Active recall: what it is and how to use it to study

By Francisco Gibbons·

Most students study by re-reading and highlighting. It feels productive, but it's one of the weakest ways to learn. The fix is simple and backed by decades of research: test yourself.

What is active recall?

Active recall is the practice of retrieving information from memory — answering questions, recalling facts, explaining a concept — instead of passively re-reading or highlighting it.

Every time you pull an answer out of your own head, you strengthen the memory trace for it. Re-reading, by contrast, mostly builds a false sense of familiarity: the text feels easy because you've seen it, not because you could reproduce it under exam pressure.

Why does it work? (the testing effect)

Retrieving a memory makes it easier to retrieve again later. Researchers call this the "testing effect", and it is one of the most robust findings in the science of learning.
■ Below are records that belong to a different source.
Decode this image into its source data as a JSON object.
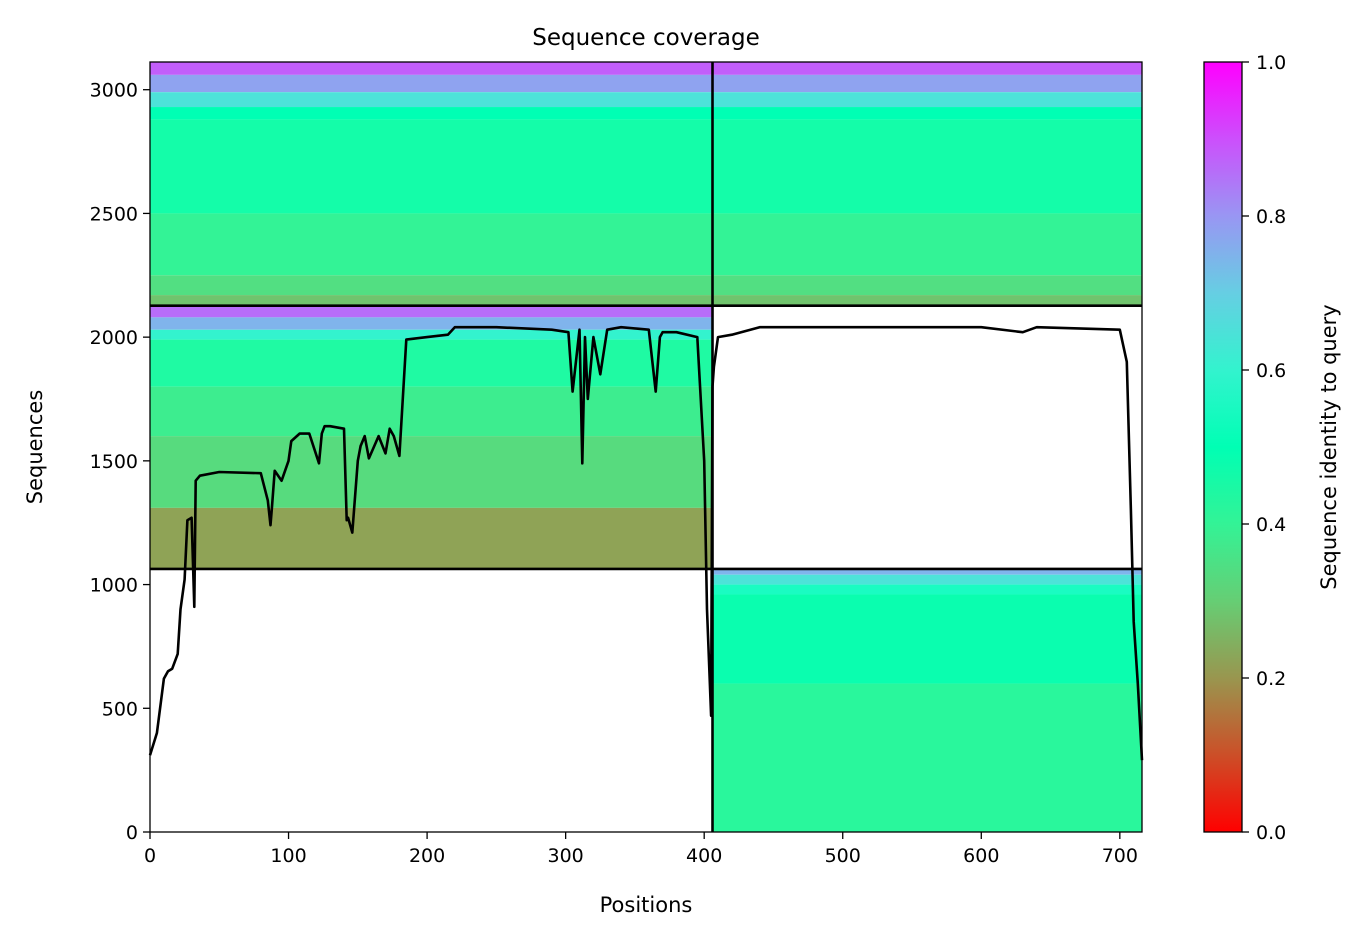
{
  "chart_data": {
    "type": "heatmap",
    "title": "Sequence coverage",
    "xlabel": "Positions",
    "ylabel": "Sequences",
    "xlim": [
      0,
      716
    ],
    "ylim": [
      0,
      3112
    ],
    "x_ticks": [
      0,
      100,
      200,
      300,
      400,
      500,
      600,
      700
    ],
    "y_ticks": [
      0,
      500,
      1000,
      1500,
      2000,
      2500,
      3000
    ],
    "domain_boundaries": {
      "x": [
        406
      ],
      "y": [
        1063,
        2127
      ]
    },
    "colorbar": {
      "label": "Sequence identity to query",
      "colormap": "rainbow_r",
      "range": [
        0,
        1
      ],
      "ticks": [
        0.0,
        0.2,
        0.4,
        0.6,
        0.8,
        1.0
      ],
      "tick_labels": [
        "0.0",
        "0.2",
        "0.4",
        "0.6",
        "0.8",
        "1.0"
      ]
    },
    "coverage_blocks": [
      {
        "block": "top",
        "x": [
          0,
          406
        ],
        "y": [
          2127,
          3112
        ],
        "bands": [
          {
            "y": [
              3060,
              3112
            ],
            "identity": 0.88
          },
          {
            "y": [
              2990,
              3060
            ],
            "identity": 0.78
          },
          {
            "y": [
              2930,
              2990
            ],
            "identity": 0.65
          },
          {
            "y": [
              2880,
              2930
            ],
            "identity": 0.5
          },
          {
            "y": [
              2500,
              2880
            ],
            "identity": 0.46
          },
          {
            "y": [
              2250,
              2500
            ],
            "identity": 0.4
          },
          {
            "y": [
              2170,
              2250
            ],
            "identity": 0.34
          },
          {
            "y": [
              2127,
              2170
            ],
            "identity": 0.28
          }
        ]
      },
      {
        "block": "top",
        "x": [
          406,
          716
        ],
        "y": [
          2127,
          3112
        ],
        "bands": [
          {
            "y": [
              3060,
              3112
            ],
            "identity": 0.88
          },
          {
            "y": [
              2990,
              3060
            ],
            "identity": 0.78
          },
          {
            "y": [
              2930,
              2990
            ],
            "identity": 0.65
          },
          {
            "y": [
              2880,
              2930
            ],
            "identity": 0.5
          },
          {
            "y": [
              2500,
              2880
            ],
            "identity": 0.46
          },
          {
            "y": [
              2250,
              2500
            ],
            "identity": 0.4
          },
          {
            "y": [
              2170,
              2250
            ],
            "identity": 0.34
          },
          {
            "y": [
              2127,
              2170
            ],
            "identity": 0.28
          }
        ]
      },
      {
        "block": "middle",
        "x": [
          0,
          406
        ],
        "y": [
          1063,
          2127
        ],
        "bands": [
          {
            "y": [
              2080,
              2127
            ],
            "identity": 0.86
          },
          {
            "y": [
              2030,
              2080
            ],
            "identity": 0.75
          },
          {
            "y": [
              1990,
              2030
            ],
            "identity": 0.6
          },
          {
            "y": [
              1800,
              1990
            ],
            "identity": 0.44
          },
          {
            "y": [
              1600,
              1800
            ],
            "identity": 0.38
          },
          {
            "y": [
              1310,
              1600
            ],
            "identity": 0.33
          },
          {
            "y": [
              1063,
              1310
            ],
            "identity": 0.22
          }
        ]
      },
      {
        "block": "bottom",
        "x": [
          406,
          716
        ],
        "y": [
          0,
          1063
        ],
        "bands": [
          {
            "y": [
              1040,
              1063
            ],
            "identity": 0.75
          },
          {
            "y": [
              1000,
              1040
            ],
            "identity": 0.65
          },
          {
            "y": [
              960,
              1000
            ],
            "identity": 0.55
          },
          {
            "y": [
              600,
              960
            ],
            "identity": 0.48
          },
          {
            "y": [
              0,
              600
            ],
            "identity": 0.42
          }
        ]
      }
    ],
    "coverage_line": {
      "name": "coverage",
      "color": "#000000",
      "x": [
        0,
        5,
        10,
        13,
        16,
        20,
        22,
        25,
        27,
        30,
        32,
        33,
        36,
        50,
        80,
        85,
        87,
        88,
        90,
        95,
        100,
        102,
        108,
        115,
        122,
        124,
        126,
        130,
        140,
        142,
        143,
        146,
        150,
        152,
        155,
        158,
        165,
        170,
        173,
        176,
        180,
        185,
        200,
        215,
        220,
        250,
        290,
        302,
        305,
        310,
        312,
        314,
        316,
        320,
        325,
        330,
        340,
        360,
        365,
        368,
        370,
        380,
        395,
        400,
        402,
        405,
        406,
        407,
        410,
        420,
        440,
        500,
        600,
        630,
        640,
        700,
        705,
        708,
        710,
        713,
        716
      ],
      "y": [
        310,
        400,
        620,
        650,
        660,
        720,
        900,
        1020,
        1260,
        1270,
        910,
        1420,
        1440,
        1455,
        1450,
        1340,
        1240,
        1310,
        1460,
        1420,
        1500,
        1580,
        1610,
        1610,
        1490,
        1610,
        1640,
        1640,
        1630,
        1260,
        1270,
        1210,
        1500,
        1560,
        1600,
        1510,
        1600,
        1530,
        1630,
        1600,
        1520,
        1990,
        2000,
        2010,
        2040,
        2040,
        2030,
        2020,
        1780,
        2030,
        1490,
        2000,
        1750,
        2000,
        1850,
        2030,
        2040,
        2030,
        1780,
        2000,
        2020,
        2020,
        2000,
        1500,
        900,
        470,
        1800,
        1880,
        2000,
        2010,
        2040,
        2040,
        2040,
        2020,
        2040,
        2030,
        1900,
        1300,
        850,
        600,
        290
      ]
    }
  }
}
In a well-known set of experiments, Roediger and Karpicke (2006, Psychological Science) had students either re-study a passage or take a recall test on it. On a final test days later, the students who had practiced retrieval remembered substantially more — even though the re-readers felt more confident right after studying.

How to use active recall, step by step

  1. Read once, actively.Go through the material a single time to understand it. Don't re-read on a loop.
  2. Close the book and retrieve. Write down everything you remember, or answer questions on it, without looking.
  3. Check and correct. Compare against the source, fix what you got wrong, and note what you missed.
  4. Space it out. Repeat the retrieval over several days rather than in one sitting. Spacing the same effort across time improves retention (Cepeda et al., 2006, Psychological Bulletin).

Common mistakes to avoid

Don't confuse recognition with recall. Re-reading and highlighting feel like studying but mostly build familiarity, not durable memory.

  • Highlighting passages instead of answering questions about them.
  • Testing yourself only once, the night before, with no spacing.
  • Peeking at the answer before you've genuinely tried to retrieve it.

How Kramzi puts active recall to work

Kramzi turns your own notes — a PDF, a Word doc, or photos — into a gamified path of short lessons. Instead of handing you more text to re-read, it generates retrieval practice from your material and spaces it across your path, so the act of studying is active recall.

Fuentes / Sources

  • Roediger, H. L., & Karpicke, J. D. (2006). Test-enhanced learning. Psychological Science, 17(3).
  • Cepeda, N. J., et al. (2006). Distributed practice in verbal recall tasks: A review and quantitative synthesis. Psychological Bulletin, 132(3).

Frequently asked questions

Is active recall better than re-reading?+

Yes. Controlled studies consistently find that retrieving information from memory produces stronger long-term retention than re-reading the same material for the same amount of time.

How often should I test myself?+

Spread your retrieval practice over several days rather than cramming it into one session. Spacing the same number of attempts across time strengthens memory further.